# Research in Differential Games

The term "Differential Games" is applied to a group of problems in applied mathematics that share certain characteristics related to the modeling of conflict. In a basic differential game there are two actors -- a pursuer and an evader -- with conflicting goals. The pursuer wishes, in some sense, to catch the evader, while the evader's mission is to prevent this capture. These "games" are modeled mathematically by first defining state variables that represent the position (and perhaps velocity) of the participants, determining (differential) equations of motion for the rivals, and then describing sets in the state space called target sets. (For example, a target set for a pursuer may include points in the state space where the distance between the pursuer and the evader is small.) Each participant in the game tries to drive the state variables of the game into a particular target set by controlling key variables called, naturally, controls. The study of these games has implications for real-life air combat and for artificial intelligence.

An archetypal example of a differential game is known as the Homicidal Chauffeur (described in Lewin, 1994, and created by Issacs). In this game, the driver of a circular car acts to knock down a pedestrian, who, of course, does not wish to be flattened. The car can move faster than the pedestrian, but the pedestrian can maneuver better. What is the best strategy for the pursuer (the car) and the evader (the pedestrian) to follow in order for each to achieve their conflicting goals? This is a case the car is always considered as being at the origin, and the state variables are the position of the pedestrian. The solution to this problem can be applied to air combat where a slow, but more maneuverable airplane is pursued by a faster but less maneuverable craft.

This problem, and others (with names such as the Lion and Man problem, the Obstacle Tag game, and the Lady in the Lake problem), all involve similar geometric constructions to create mathematical models, but the methods of analysis vary greatly. As a result, an active group of researchers have been working on these problems since World War II, people whose prime research interests have included game theory, astronomy, computer science, and engineering. These problems are also called "pursuit problems", and a recent search of the Math-Sci disks in our library, using the word "pursuit", indicated over one-hundred recent research articles published during the past 3 years alone.

The differential game that initially caught our interest could be called "the ant game." Bruckstein (1993), influenced by a passage in Fenyman's autobiography (1985), considered why it is that ant trails "look so straight and nice." The solution involved creating and analyzing a mathematical model of ant motion in pursuit of food. The model is constructed in the plane, with the origin being the anthill and a point (L,0) representing the food. The first ant leaves the anthill in pursuit of the food, and he follows a somewhat random path. The second ant leaves the anthill a short time later and along another path, following the strategy that its velocity vector is always pointing toward the first ant. (The first ant's control is the direction of its velocity vector.) The third ant follows the second ant using the same strategy, and so on. The analysis of this system of differential equations focuses on the angle made by the velocity vectors of the nth and n+1th ants. Bruckstein showed that as n gets larger -- in other words, as more ants leave the anthill and follow the strategy -- the angle approaches zero, hence the ants walk more and more in a straight line.

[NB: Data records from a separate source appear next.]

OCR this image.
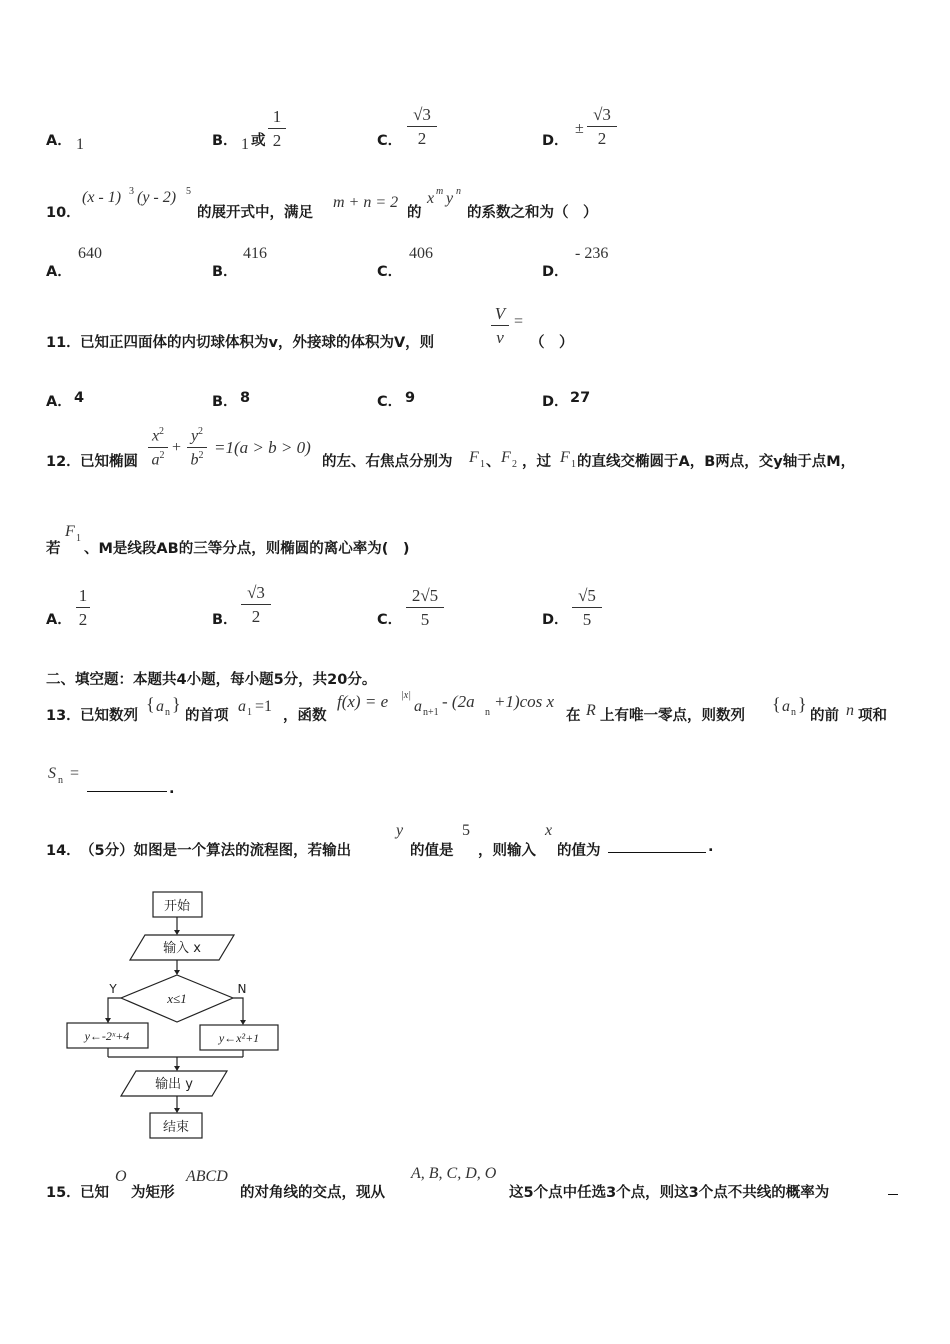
A． 1	B． 1 或
1
2	C．
√3
2	D．
±
√3
2
10．
(x - 1) 3 (y - 2) 5
的展开式中，满足
m + n = 2
的
x m y n
的系数之和为（　）
A．
640
B．
416
C．
406
D．
- 236
11． 已知正四面体的内切球体积为v，外接球的体积为V，则
V
v
=
（　）
A． 4	B． 8	C． 9	D． 27
12． 已知椭圆
$x^2$
$a^2$ +
$y^2$
$b^2 =1(a > b > 0)$
的左、右焦点分别为 F 1 、 F 2 ，过 F 1 的直线交椭圆于A，B两点，交y轴于点M，
若
F 1
、M是线段AB的三等分点，则椭圆的离心率为(　)
A．
1
2	B．
√3
2	C．
2√5
5	D．
√5
5
二、填空题：本题共4小题，每小题5分，共20分。
13． 已知数列
{ a n }
的首项
a 1 =1
，函数
f(x) = e |x|
a n+1
- (2a
n
+1)cos x
在 R 上有唯一零点，则数列
{ a n }
的前 n 项和
S n =
.
14． （5分）如图是一个算法的流程图，若输出
y
的值是
5
，则输入
x
的值为	.
开始
输入 x
x≤1
Y	N
y←-2ˣ+4	y←x²+1
输出 y
结束
15． 已知
O
为矩形
ABCD
的对角线的交点，现从
A, B, C, D, O
这5个点中任选3个点，则这3个点不共线的概率为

During the Summer of 1996, we plan to tackle three problems. The first, and simplest, is to create an effective computer demonstration of Bruckstein's ant trails analysis. The demonstration will be an effective tool to teach others about differential games, and writing the demonstration will help us in our learning. The second challenge is to re-cast a problem recently investigated by Aboufadel (1996) -- what strategy does a baseball player use to catch a fly ball -- in the language of differential games in order to analyze the problem from a new direction. McBeath, et. al. (1995) demonstrated empirically that baseball players use a technique called the Linear Optical Trajectory (LOT) method. The idea is that the fielder moves in such a way as to keep constant the perceived angle made by the image of the baseball, home plate, and the player. Aboufadel proved algebraically that if the LOT method was, in fact, the strategy that fielders really use, then a number of qualitative statements made by McBeath et. al. about the LOT method were justified.

Our third, and most difficult, challenge is to consider the modeling of air combat between two planes as a differential game. Most of the theory of differential games has been done in two-dimensions, because it is easier. Air combat involves three-dimensions, and much of the work that has been done on this problem has restricted the airplanes to a fixed height above the ground, effectively returning the problem to two dimensions. There is also the issue of who is the pursuer and who is the evader when fighter pilots are trying to destroy each other. Grimm and Well (1990) have reviewed the literature and have found a number of areas that can be explored. In particular, we wish to create a three-dimensional model of air combat between two fighter pilots, building in a difference of speed, maneuverability, and weapon range between the two airplanes, along with the blinding effects of the position of the sun. The object will be to develop this model as a differential game, with a mathematical analysis leading to the optimal strategies for the two participants.